Stiamo parlando di un dispositivo personale di tracciamento individuale: della mobilità (GPS) o dei contatti individuali (Bluetooth/RFID). Anche se i dati sono mantenuti sul dispositivo personale, anche se hanno una durata limitata, anche se la sua adozione è da prevedere inizialmente su base volontaria, l’efficacia della misura dipende dalla
sua adozione massiva e quindi da una triplice obbligatorietà: (1) che chiunque ne abbia uno e lo porti sempre con sé, (2) che sia obbligato a cedere i dati in caso di positività e (3) che non sia in grado di manomettere i dati, cancellando o inserendo contatti o alterando l’attività del BT.

Sul piano giuridico, come garantire il rispetto di questi obblighi? Con che tutele giuridiche? Che sanzioni devono accompagnarli? Amministrative? Penali?

Dovremo poi garantire che non avvengano abusi, come ad esempio il tracciamento per profilazione commerciale dei clienti in un negozio, pratica già diffusa via wifi e bluetooth dei telefoni cellulari.

Sappiamo che questa emergenza non finirà tra un mese, e che queste eventuali misure accettate in regime di emergenza e sotto la spinta della paura rimarranno molto a lungo e saranno potenzialmente estendibili ad altri contesti, seguendo le emergenze prossime venture.
Sappiamo anche che difficilmente si torna indietro. I provvedimenti antiterrorismo degli anni ’70 sono ancora in vigore, anche se sottoposti a referendum abrogativo: la paura spesso vince sulla libertà.

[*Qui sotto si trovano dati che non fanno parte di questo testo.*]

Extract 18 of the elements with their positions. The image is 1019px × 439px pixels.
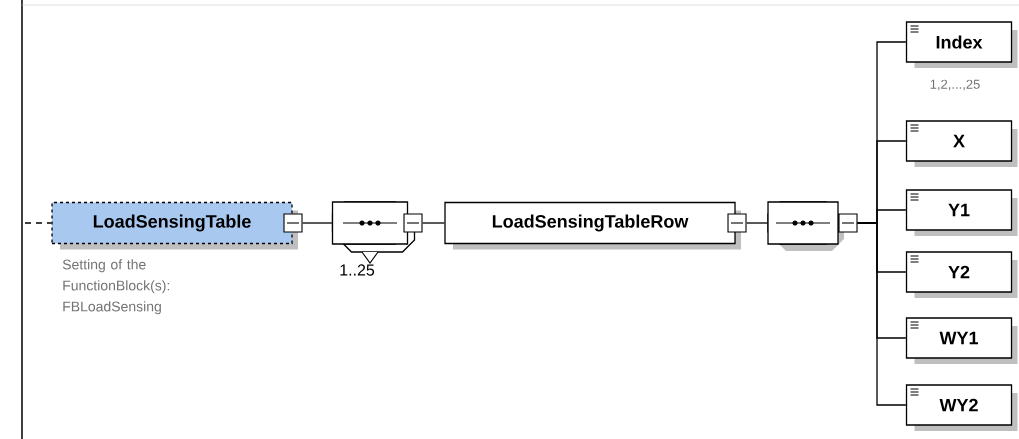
element-box: Index	[905, 21, 1018, 68]
description-text: Setting of the FunctionBlock(s): FBLoadSensing	[62, 259, 170, 315]
connector-line	[24, 222, 52, 224]
sequence-octagon	[767, 201, 858, 251]
element-box: X	[905, 120, 1018, 167]
element-box: Y2	[905, 251, 1018, 298]
element-box: WY1	[905, 317, 1018, 364]
value-note: 1,2,...,25	[930, 79, 980, 91]
connector-line	[302, 222, 333, 224]
connector-line	[746, 222, 768, 224]
multiplicity-label: 1..25	[340, 264, 375, 276]
element-box: WY2	[905, 384, 1018, 431]
element-box: LoadSensingTable	[51, 201, 303, 250]
element-box: LoadSensingTableRow	[444, 201, 747, 250]
connector-line	[422, 222, 445, 224]
element-box: Y1	[905, 189, 1018, 236]
sequence-octagon	[331, 201, 423, 264]
connector-line	[857, 222, 907, 406]
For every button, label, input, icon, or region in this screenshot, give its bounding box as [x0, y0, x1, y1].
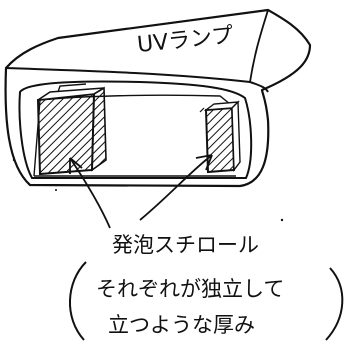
note-line-1: それぞれが独立して [96, 277, 284, 301]
pencil-dot [12, 158, 16, 162]
note-close-paren [325, 267, 344, 341]
arrow-to-right-block [139, 154, 213, 221]
arrow-to-left-block [69, 157, 111, 229]
pencil-dot [55, 189, 57, 191]
lamp-inner-opening [18, 80, 253, 179]
note-open-paren [69, 261, 87, 341]
lamp-label: UVランプ [136, 23, 235, 58]
lamp-top-back-edge [249, 9, 269, 83]
pencil-dot [280, 218, 284, 222]
foam-block-left [36, 83, 107, 176]
lamp-top-edge [5, 67, 269, 93]
note-line-2: 立つような厚み [108, 313, 255, 337]
foam-block-right [199, 100, 241, 174]
foam-label: 発泡スチロール [112, 233, 259, 257]
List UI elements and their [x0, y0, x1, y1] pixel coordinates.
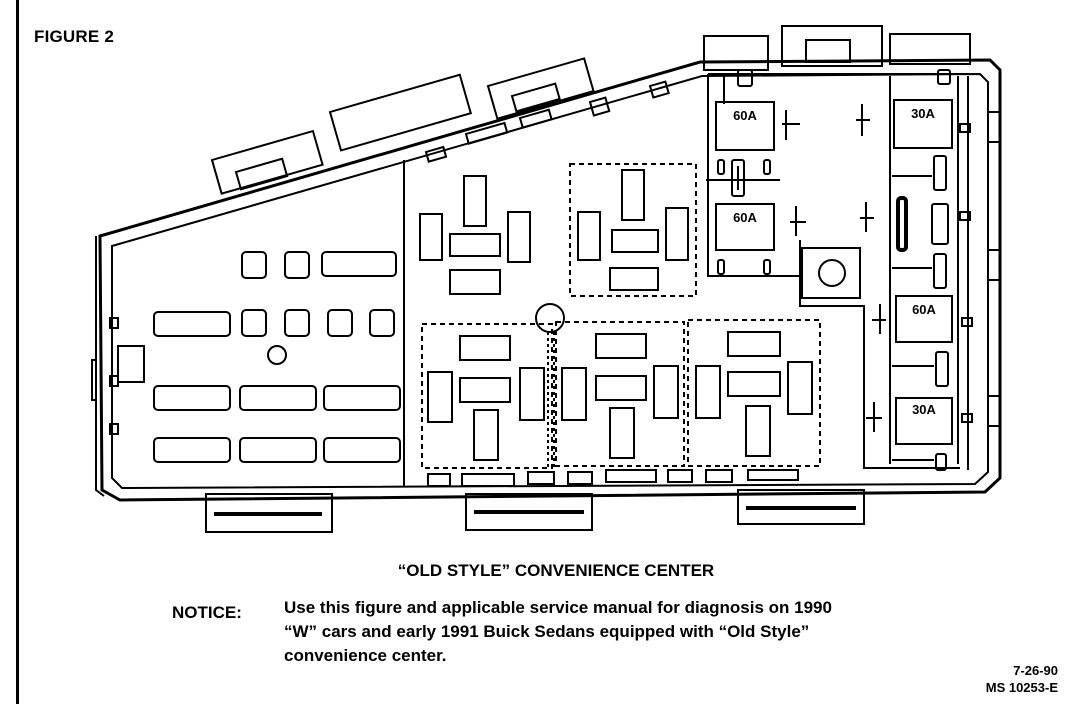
left-border-line — [16, 0, 19, 704]
large-relay — [801, 247, 861, 299]
bottom-connectors — [205, 469, 865, 533]
fuse-label-1: 60A — [733, 108, 757, 123]
fuse-label-3: 30A — [911, 106, 935, 121]
fuse-label-4: 60A — [912, 302, 936, 317]
dashed-relay-block-2 — [555, 321, 685, 467]
notice-line-2: “W” cars and early 1991 Buick Sedans equ… — [284, 622, 810, 641]
top-connectors — [210, 25, 971, 195]
fuse-label-2: 60A — [733, 210, 757, 225]
fuse-block-5 — [895, 397, 953, 445]
housing-outline — [98, 58, 1002, 502]
fuse-label-5: 30A — [912, 402, 936, 417]
figure-label: FIGURE 2 — [34, 27, 115, 46]
convenience-center-diagram: 60A 60A 30A 60A 30A — [91, 25, 1002, 533]
reference-block: 7-26-90 MS 10253-E — [986, 662, 1058, 696]
notice-line-3: convenience center. — [284, 646, 447, 665]
left-long-fuses — [153, 251, 401, 463]
fuse-block-4 — [895, 295, 953, 343]
left-square-relays — [241, 251, 395, 337]
housing-inner-outline — [111, 72, 989, 490]
blade-fuses — [717, 69, 951, 471]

E una volta che avremo disponibili questi dati rinunceremo forse ad usarli per la lotta al terrorismo? E per la lotta alla mafia? Per la corruzione? Per l’evasione fiscale? E perché non per l’adulterio o il divieto di sosta? E per gli Stati che hanno “superato la democrazia” come sistema di governo, la lotta contro i nemici del popolo.

L’obbligo di tracciare la mobilità personale, o anche solo l’obbligo di rivelare la registrazione dei contatti individuali è una invasione pesante nella libertà individuale, che lascerei volentieri a nazioni diversamente democratiche, ed è per me impensabile che avvenga per decreto.

Il mio appello è che occorre rinunciare ad adottare soluzioni tecnologiche dall’impatto potenzialmente dirompente di cui non si anticipano gli effetti a lungo termine: abbiamo molti esempi che spesso creano più problemi di quanti ne risolvono.